18-year-old Solomon Tekah died under disputed circumstances after being shot by an off-duty policeman on June 30th, in the northern city of Haifa. The officer maintains that he had only fired a ‘warning shot’ after two groups of youths put his life in danger by hurling rocks at him, after he tried to break up a street fight between them. His claims that Tekah was accidentally hit by a ricochet may be borne out by forensic autopsy, which reportedly found only the fragment of a bullet in the victim’s body. The policeman has been suspended pending a departmental investigation into the incident.
Israelis of Ethiopian origin and their supporters dispute the officer’s account, and have complained of racist discrimination at times.
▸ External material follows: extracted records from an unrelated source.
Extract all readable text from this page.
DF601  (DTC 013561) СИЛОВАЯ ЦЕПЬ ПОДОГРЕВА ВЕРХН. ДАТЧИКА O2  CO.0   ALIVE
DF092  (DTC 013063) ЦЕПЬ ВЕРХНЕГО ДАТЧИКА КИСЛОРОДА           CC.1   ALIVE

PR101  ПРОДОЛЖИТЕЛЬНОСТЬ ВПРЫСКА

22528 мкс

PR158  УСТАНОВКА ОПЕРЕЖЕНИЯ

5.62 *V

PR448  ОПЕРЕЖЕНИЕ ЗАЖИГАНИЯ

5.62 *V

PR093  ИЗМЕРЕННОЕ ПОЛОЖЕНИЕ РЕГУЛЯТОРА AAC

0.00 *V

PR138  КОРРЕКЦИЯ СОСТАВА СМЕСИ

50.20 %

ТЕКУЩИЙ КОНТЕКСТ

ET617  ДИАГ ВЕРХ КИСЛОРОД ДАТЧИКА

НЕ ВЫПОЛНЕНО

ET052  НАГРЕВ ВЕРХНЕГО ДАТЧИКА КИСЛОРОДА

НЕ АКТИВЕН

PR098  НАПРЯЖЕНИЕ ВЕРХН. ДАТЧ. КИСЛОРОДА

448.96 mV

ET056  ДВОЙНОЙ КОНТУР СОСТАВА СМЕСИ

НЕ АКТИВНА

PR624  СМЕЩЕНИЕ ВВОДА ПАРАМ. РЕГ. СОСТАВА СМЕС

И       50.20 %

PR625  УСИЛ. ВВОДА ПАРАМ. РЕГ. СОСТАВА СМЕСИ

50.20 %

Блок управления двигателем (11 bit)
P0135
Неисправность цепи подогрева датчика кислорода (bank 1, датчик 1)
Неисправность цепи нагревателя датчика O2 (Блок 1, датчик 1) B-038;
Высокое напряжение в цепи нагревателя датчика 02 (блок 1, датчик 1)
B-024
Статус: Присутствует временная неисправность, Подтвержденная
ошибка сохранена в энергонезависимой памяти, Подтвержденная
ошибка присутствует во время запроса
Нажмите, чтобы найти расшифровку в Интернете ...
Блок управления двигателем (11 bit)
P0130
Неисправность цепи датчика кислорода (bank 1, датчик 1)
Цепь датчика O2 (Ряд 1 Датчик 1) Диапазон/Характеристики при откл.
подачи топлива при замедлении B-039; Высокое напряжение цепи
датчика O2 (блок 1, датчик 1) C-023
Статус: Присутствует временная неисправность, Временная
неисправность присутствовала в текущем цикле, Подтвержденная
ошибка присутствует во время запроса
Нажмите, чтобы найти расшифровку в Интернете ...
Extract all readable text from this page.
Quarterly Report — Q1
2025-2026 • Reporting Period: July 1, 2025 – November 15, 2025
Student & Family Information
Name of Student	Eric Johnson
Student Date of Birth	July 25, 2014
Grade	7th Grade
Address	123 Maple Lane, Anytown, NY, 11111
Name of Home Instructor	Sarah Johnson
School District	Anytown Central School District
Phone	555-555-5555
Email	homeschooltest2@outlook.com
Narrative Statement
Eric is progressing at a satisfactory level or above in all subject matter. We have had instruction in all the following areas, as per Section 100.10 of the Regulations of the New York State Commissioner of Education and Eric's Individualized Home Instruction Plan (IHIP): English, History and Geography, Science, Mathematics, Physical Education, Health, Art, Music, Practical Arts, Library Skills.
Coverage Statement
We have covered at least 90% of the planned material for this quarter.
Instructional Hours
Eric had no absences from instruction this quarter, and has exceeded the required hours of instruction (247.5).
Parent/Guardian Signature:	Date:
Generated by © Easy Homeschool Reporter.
Israel brought around 20,000 Ethiopian Jews, who trace their lineage to the ancient Biblical tribe of Dan, King Solomon and the Queen of Sheba, to the Holy Land aboard secret flights in the mid-1980s and early 1990s, to save them from war and famine plaguing the Horn of Africa.
While speaking on behalf of the Tekah family, friend Asaf Kovna detailed contributions his community has made to Israel, which he referred to “this beloved country.” The victim’s father Worka Tekah has also issued an appeal that rallies on behalf of his son be held “without violence, in a peaceful way.”